For young startups, a mentor (tracker) is vital – a person who is familiar with the business model, who can suggest weaknesses in the team, help in the selection of missing specialists, and minimize the likelihood of missed deadlines or chaotic team actions thanks to his experience.
Lack of coherence at work
The initial lack of coherence and even conflicts between employees is an integral part of the formation of a business. Gradually, this stabilizes on its own, the main thing is to track the trend and correctly distribute responsibilities, taking into account all the characteristic features of the team members. But this will take time and experience. This just will be worked out on the first clients, which will affect the quality of work.
At the initial stage, it is necessary to form a team of several professionals in their fields (founder, product developer, marketer, salesperson, legal adviser, financier). Everyone should be engaged in one kind of activity, and misunderstandings that arise at the junction of the actions of team members are decided by the founder. It is better to hire professional employees from outside result-driven teams.

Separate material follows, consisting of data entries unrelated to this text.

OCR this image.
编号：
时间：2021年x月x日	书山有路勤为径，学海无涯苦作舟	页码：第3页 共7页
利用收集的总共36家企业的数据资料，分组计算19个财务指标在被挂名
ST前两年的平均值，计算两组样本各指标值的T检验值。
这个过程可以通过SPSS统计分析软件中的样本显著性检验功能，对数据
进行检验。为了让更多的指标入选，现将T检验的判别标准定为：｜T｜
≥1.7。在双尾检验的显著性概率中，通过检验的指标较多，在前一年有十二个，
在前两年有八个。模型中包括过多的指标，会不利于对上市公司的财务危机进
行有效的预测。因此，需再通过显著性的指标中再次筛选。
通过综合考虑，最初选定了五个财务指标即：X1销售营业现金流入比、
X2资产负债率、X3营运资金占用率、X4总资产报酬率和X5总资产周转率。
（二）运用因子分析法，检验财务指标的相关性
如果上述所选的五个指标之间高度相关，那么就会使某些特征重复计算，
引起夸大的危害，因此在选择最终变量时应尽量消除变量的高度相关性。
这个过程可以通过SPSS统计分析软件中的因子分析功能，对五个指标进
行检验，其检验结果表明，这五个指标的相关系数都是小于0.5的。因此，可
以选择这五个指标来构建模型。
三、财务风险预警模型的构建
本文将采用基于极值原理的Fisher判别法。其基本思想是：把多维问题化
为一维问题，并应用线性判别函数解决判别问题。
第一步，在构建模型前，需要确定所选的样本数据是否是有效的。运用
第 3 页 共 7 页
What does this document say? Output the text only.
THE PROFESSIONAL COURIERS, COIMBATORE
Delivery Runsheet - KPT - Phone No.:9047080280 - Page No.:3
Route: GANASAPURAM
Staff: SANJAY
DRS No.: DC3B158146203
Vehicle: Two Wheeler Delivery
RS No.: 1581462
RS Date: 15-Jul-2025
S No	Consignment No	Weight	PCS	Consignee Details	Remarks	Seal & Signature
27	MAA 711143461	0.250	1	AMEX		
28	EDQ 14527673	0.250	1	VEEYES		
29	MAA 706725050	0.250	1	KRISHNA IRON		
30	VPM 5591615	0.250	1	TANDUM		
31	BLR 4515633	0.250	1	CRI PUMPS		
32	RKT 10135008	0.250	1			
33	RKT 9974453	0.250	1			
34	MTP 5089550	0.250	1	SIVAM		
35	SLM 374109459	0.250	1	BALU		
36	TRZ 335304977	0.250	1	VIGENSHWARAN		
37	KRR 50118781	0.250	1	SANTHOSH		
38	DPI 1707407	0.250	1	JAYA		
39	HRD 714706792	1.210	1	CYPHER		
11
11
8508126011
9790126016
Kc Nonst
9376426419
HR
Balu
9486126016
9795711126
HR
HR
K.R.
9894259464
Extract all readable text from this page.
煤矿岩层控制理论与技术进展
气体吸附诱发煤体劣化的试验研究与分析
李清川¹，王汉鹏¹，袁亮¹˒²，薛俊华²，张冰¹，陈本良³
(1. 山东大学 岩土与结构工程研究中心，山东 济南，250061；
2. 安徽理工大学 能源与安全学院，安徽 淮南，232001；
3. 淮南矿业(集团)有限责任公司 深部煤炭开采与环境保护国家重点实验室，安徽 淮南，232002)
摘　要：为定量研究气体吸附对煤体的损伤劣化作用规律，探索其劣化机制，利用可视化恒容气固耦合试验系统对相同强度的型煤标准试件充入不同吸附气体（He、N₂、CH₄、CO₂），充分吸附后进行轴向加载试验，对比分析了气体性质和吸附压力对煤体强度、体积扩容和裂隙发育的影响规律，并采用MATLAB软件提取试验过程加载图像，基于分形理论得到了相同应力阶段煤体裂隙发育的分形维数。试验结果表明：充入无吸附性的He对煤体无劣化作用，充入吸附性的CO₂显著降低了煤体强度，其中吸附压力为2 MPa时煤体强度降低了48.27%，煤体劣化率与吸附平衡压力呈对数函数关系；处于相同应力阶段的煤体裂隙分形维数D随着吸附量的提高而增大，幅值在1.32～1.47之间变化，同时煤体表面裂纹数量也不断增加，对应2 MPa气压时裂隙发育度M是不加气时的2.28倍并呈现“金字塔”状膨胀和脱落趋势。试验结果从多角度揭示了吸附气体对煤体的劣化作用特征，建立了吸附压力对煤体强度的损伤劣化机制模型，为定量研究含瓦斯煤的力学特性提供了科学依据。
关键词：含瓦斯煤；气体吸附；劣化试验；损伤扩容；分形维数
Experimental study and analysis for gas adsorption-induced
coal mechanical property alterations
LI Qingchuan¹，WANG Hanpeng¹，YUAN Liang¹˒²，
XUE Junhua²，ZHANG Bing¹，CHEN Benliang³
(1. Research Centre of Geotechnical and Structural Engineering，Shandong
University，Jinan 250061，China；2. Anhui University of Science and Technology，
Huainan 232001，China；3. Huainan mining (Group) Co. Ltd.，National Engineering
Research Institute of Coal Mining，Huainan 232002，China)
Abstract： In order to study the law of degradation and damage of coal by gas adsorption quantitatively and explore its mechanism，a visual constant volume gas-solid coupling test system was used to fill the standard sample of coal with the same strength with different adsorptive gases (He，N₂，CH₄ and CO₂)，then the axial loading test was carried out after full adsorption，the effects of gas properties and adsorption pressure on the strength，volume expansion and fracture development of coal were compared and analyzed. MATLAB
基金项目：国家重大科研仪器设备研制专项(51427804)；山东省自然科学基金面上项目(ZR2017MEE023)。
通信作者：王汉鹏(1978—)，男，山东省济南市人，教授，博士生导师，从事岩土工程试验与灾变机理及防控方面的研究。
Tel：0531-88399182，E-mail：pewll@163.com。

Low level of customer support
The team can make a typical mistake for novice entrepreneurs – to “dump” an already warm lead and go in pursuit of new ones. Usually, this is due to the same misallocation of employees – for example, only salespeople are hired, and the availability of technical support and account managers is ignored.
Scale the team as the project evolves. If customer support managers are not yet needed at the MVP development stage, then with the entry into the market, it will be necessary to expand the staff. Increasing the number of employees at least six months to a year after a startup appears is another indicator of its viability and the founder’s responsible approach to business.